Il est typique de la nature de Jaques Vernet et de la République que l’homme d’État ne soit pas allé plus loin, c’est-à-dire parvenu au niveau fédéral. Mais Jaques Vernet a conservé sa sérénité et sa souveraineté en renonçant aux carrières et aux pressions.

 

Cela se voit dès le début : ce n’est pas lui qui a découvert la politique, mais c’est la politique qui l’a découvert. Dans la rue, le jeune homme de 29 ans a été interpellé par un membre du parti libéral-radical (PLR) : « Ta place est en politique. Tu es un animal politique » !

 

Le représentant du peuple qui avait le flair pour les jeunes talents, orienta le jeune juriste, qui n’avait obtenu son brevet d’avocat que quatre ans auparavant, vers la section des Eaux Vives : « Là, nous n’avons que quatre sièges. Là, tu pourras te faire remarquer ». Jaques Vernet fut tout de suite élu secrétaire (« personne d’autre ne voulait le faire »), puis fut mis sur le bulletin de vote, puis fut élu. Fut élu – fut mis - fut élu – une construction passive, et pas seulement du point de vue linguistique.
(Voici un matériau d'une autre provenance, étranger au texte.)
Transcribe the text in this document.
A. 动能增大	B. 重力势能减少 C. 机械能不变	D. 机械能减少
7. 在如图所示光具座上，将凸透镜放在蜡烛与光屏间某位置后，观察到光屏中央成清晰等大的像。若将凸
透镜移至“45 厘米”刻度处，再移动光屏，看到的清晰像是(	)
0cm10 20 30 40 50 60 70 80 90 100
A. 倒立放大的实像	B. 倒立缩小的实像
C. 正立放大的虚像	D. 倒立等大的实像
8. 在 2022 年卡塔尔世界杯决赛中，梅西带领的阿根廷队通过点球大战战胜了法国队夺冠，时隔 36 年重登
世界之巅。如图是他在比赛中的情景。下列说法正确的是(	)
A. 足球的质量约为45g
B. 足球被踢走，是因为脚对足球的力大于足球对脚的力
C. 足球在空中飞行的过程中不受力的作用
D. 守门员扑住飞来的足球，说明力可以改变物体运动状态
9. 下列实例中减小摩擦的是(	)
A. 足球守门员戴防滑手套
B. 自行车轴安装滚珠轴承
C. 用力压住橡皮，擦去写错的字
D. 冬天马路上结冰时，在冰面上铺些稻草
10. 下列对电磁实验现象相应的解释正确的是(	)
Jaques Vernet assure de manière crédible qu’il n’a jamais agi lui-même pour se mettre en avant.

 

Ainsi se réalise chez lui l’idéal décrit par Klaus Bolzano dans son livre : La société de l’envie (Die Neidgesellschaft) :

 

Dans les grandes entreprises et les partis, il est possible que la réflexion se porte sur la bonne mentalité, les raisons objectives, le bon climat de travail pour l’individu, et que l’on s’efforce de placer les bonnes personnes à des fonctions qui leur correspondent. Pour les partis, il s’agirait d’un bon parti et pour les politiciens, de bons politiciens, lorsqu’ils arrivaient à reconcilier le bien pour l’État avec l’accent du propre parti. Cela définirait en fait la bonne politique, et les bons politiciens.

 

Mais dans la vie, les relations entre, disons, le haut et le bas ne se déroulent pas de manière aussi harmonieuse. Lorsqu’il reçut de nouveau dans son cabinet deux partenaires en conflit, le thérapeute de couple Klaus Heer dit à l’un d’eux : « Vous pouvez faire ce que vous voulez : Elle ne va pas devenir plus grande. ». Et à l’autre: « Vous pouvez faire ce que vous voulez : Il ne deviendra pas plus petit. ». Voilà qui caractérise la relation entre Jaques Vernet et son parti.

 

Au collège, révèle Françoise Buffat, l’interlocutrice, Jaques Vernet était surnommé le moraliste. Cela ne l’a-t-il pas dérangé ? L’homme d’Etat hausse les épaules : « Tant qu’on ne disait pas : le moraliste ... Ce qui importe sont les valeurs. Il faut les reconnaître et agir en conséquence ».

 

Mais la supériorité qui émane de Jaques Vernet lui a barré la route de Berne. A la question de savoir pourquoi il n’a pas réussi à entrer en politique nationale, il répond : « Demandez-le à ceux qui ont ne m’ont pas proposé ».

 

La réponse se trouve dans le tome 3 (« Lehrer bis Satte [der] ») du Deutsches Sprichwörter-Lexikon en cinq volumes de Karl Wilhelm Wander, paru à Leipzig en 1867 :

 

L’envie suit le bonheur.

 

L’envie se lit déjà dans les yeux des petits enfants.

 

L’envie est un vent fort qui ne renverse que les grands arbres, mais qui passe à côté des plantes et des haies.

 

Mais pour la consolation de tous ceux qui sont jalousés, le dictionnaire retient :

 

L’envie vaut mieux que la pitié.

 

Et Ulrich Sieber, porte-parole des conseillers fédéraux Ogi et Leuenberger :

 

L’envie n’est pas gratuite. Il faut du travail pour l’aquérir.

 

Oui, confirme Walter Kocher, dont la promotion au poste de capitaine de la Compagnie de navigation du lac de Bienne a fait sourire certains :

 

La jalousie était déjà présente au paradis. C’est alors qu’Eve eût envie de l’arbre interdit. Plus tard, Caïn a tué son frère Abel par jalousie. C’est pourquoi nous pouvons dire que :

 

L’envie est le plus ancien habitant de la terre.